Quinta-feira, 10 de Setembro de 2015

      As duas abstenções    (12/8/2015, J.Vasco, Esquerda Republicana)

  Voto    Existem fundamentalmente duas formas diferentes de abstenção.     Uma é a abstenção com raiz no desleixo. Outra é a abstenção com raiz na revolta.    Naturalmente, isto é uma simplificação um pouco grosseira, mas peço ao leitor que me acompanhe.
     Embora sejam motivações completamente diferentes e opostas, é comum que ambas coexistam em maior ou menor grau em vários abstencionistas. Ou pelo menos, assim o revelam:   se o abstencionista motivado unicamente pela revolta dificilmente vai esconder a sua atitude num suposto desleixo, o contrário já se torna bastante comum - o abstencionista motivado pelo desleixo preferirá justificar a sua atitude numa suposta revolta contra os políticos "todos iguais".
     A abstenção motivada pelo desleixo é mais comum quando as coisas correm bem. A economia está a crescer, as desigualdades não são excessivas, a criminalidade está sob controlo, existem oportunidades.   Algumas pessoas sentem algum grau de aversão ao conflito natural na política, e desgostam do facto de que qualquer opinião que tenham vai sempre encontrar opositores descontentes.   Sentem desconforto em discutir assuntos, principalmente quando se sentem menos informados, e acabam por correr o risco de passar vergonhas quando eles são discutidos.    Como evitam falar sobre esses assuntos, acabam por ter menos motivação para se informarem a seu respeito, numa espécie de ciclo vicioso.     Sentem que o facto dos políticos "não se entenderem" mostra que muitos deles são desonestos, mas não se arriscam a pronunciarem-se sobre quais - preferem dizer que são todos.    Estas pessoas não estão preocupadas em mudar o sistema, e até poderiam encarar com grande desconfiança quem o quisesse fazer.    Não é tanto porque um dia na praia ou no jardim lhes seja mais apetecível que ir às urnas que não votam:   é porque preferem evitar ter de "tomar partido", e falar sobre o assunto.   Podem não o reconhecer sequer perante eles próprios (e até afirmar o contrário com indignação), mas no fundo, bem no fundo, acham que as coisas não estão muito mal, e certamente o seu esforço é melhor empregue investido na sua vida pessoal, que a zelar pelo bem comum.

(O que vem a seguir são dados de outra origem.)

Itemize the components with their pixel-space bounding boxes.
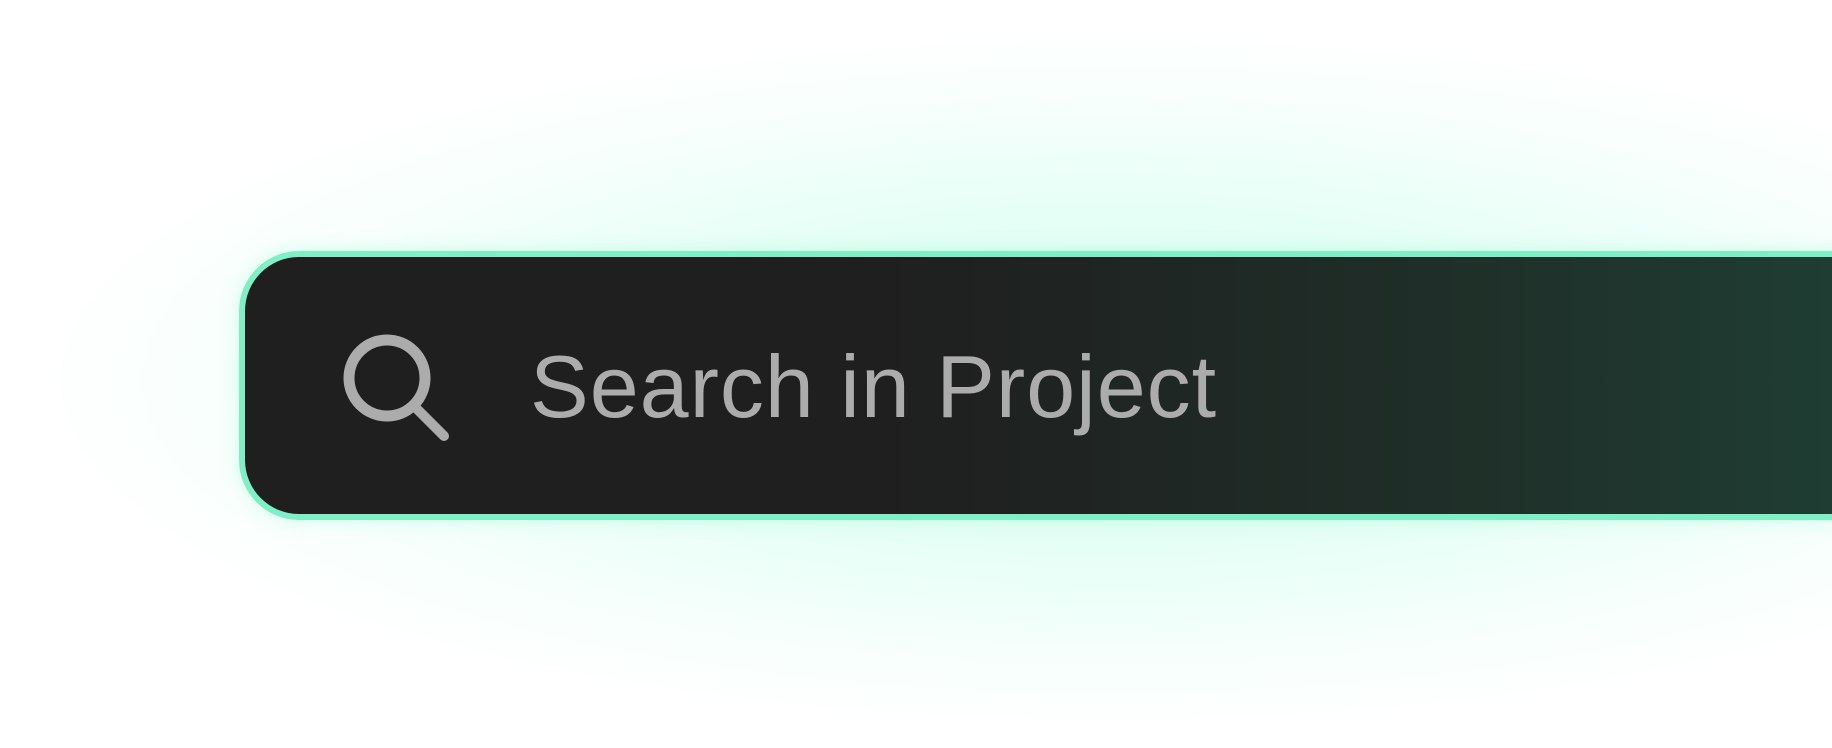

       A abstenção motivada pela revolta é mais comum quando as coisas correm mal. A economia está em crise, as desigualdades são gritantes, as oportunidades são escassas, e por vezes o crime e a violência estão a aumentar.   Parece claro para algumas pessoas que a "democracia representativa" falhou, e que outro sistema diferente a deve substituir.   Assim, responsabilizam os problemas sociais naqueles que alimentam este sistema que os causa.   Pelo contrário, eles não querem alimentar este sistema que tantas injustiças e tanto mal tem causado.   Não é tanto porque um dia na praia ou no jardim lhes seja mais apetecível que não votam:   é por uma questão de princípio.   Não raras vezes, apelam a que outros lhes sigam o exemplo:   não se limitam a dizer que os políticos são todos uns bandidos, querem fazer algo a esse respeito, e esse algo começa por ser uma recusa em votar.   Embora existam excepções, é comum que estejam relativamente bem informados, e não têm medo de hostilizar outras pessoas com as suas opiniões algo radicais.   Querem mudar o status quo, querem mudar o mundo, mesmo que isso implique alguns sacrifícios.

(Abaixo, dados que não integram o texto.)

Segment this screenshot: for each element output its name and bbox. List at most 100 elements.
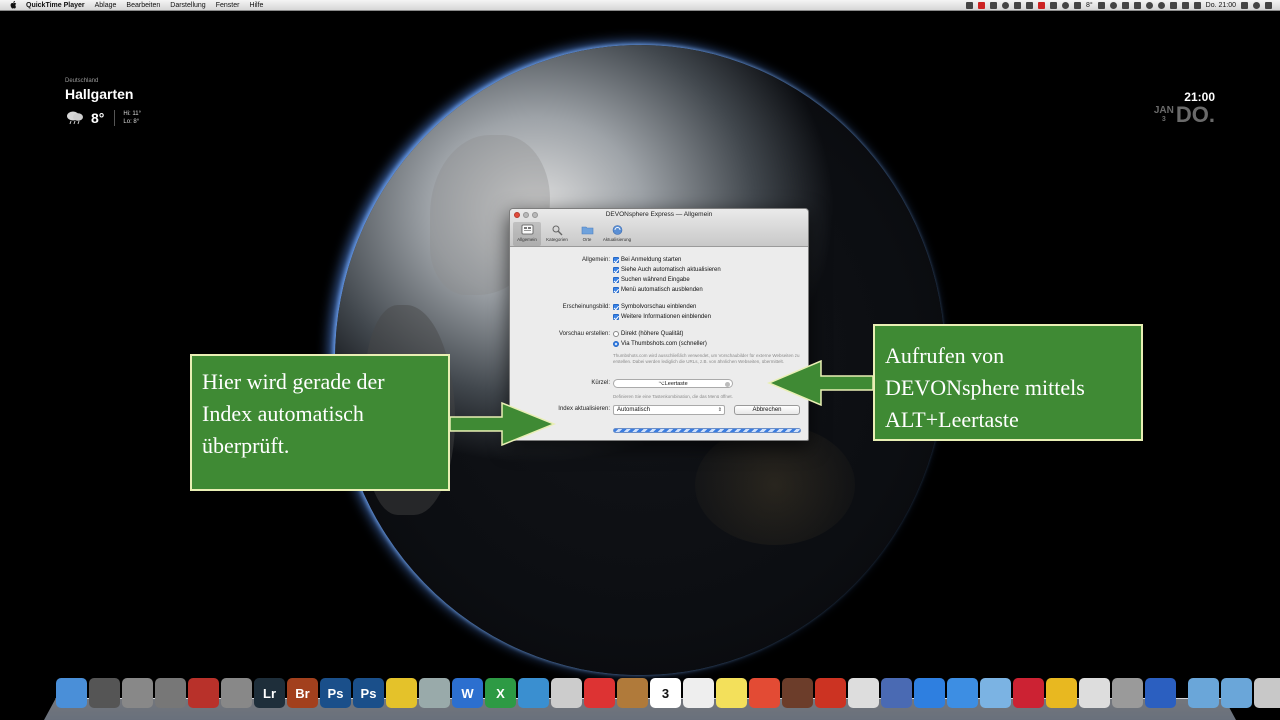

       A abstenção motivada pelo desleixo é perniciosa?
Depende.  O desleixo, a falta de informação, a falta de reflexão, a falta de acompanhamento serão tendencialmente perniciosos - os políticos que resultam de um eleitorado desleixado são mais incompetentes e menos íntegros do que aqueles que resultam de um eleitorado informado, atento, interventivo.   Nesse sentido, quanto mais desleixo mais abstenção e pior qualidade da democracia.   Temos aqui uma retroacção negativa:  se os políticos são mais competentes a abstenção por desleixo aumenta, e a qualidade dos políticos diminui, e vice-versa.   O sistema tende para uma estabilidade relativa.
     No entanto, para um determinado nível de desleixo fixo, a abstenção é a melhor opção. Se alguém não está informado e atento, então o ideal é que se informe, que reflicta, que debata, etc.    Não o fazendo, melhor será que não vote.    Sou contra o voto obrigatório primeiramente por uma questão de princípio (acho uma tremenda violação da liberdade individual forçar alguém a votar), mas também acho que tende a piorar a qualidade da democracia, ao forçar os "desleixados" a depositar na urna um voto que não é "em consciência".
      A abstenção motivada pela revolta é perniciosa?
Depende. A abstenção motivada pela revolta é estratégia mais contra-producente que alguém pode seguir. Assim, a abstenção motivada pela revolta é benéfica para o status quo, e prejudicial para todos aqueles que o querem transformar radicalmente - em particular estes abstencionistas.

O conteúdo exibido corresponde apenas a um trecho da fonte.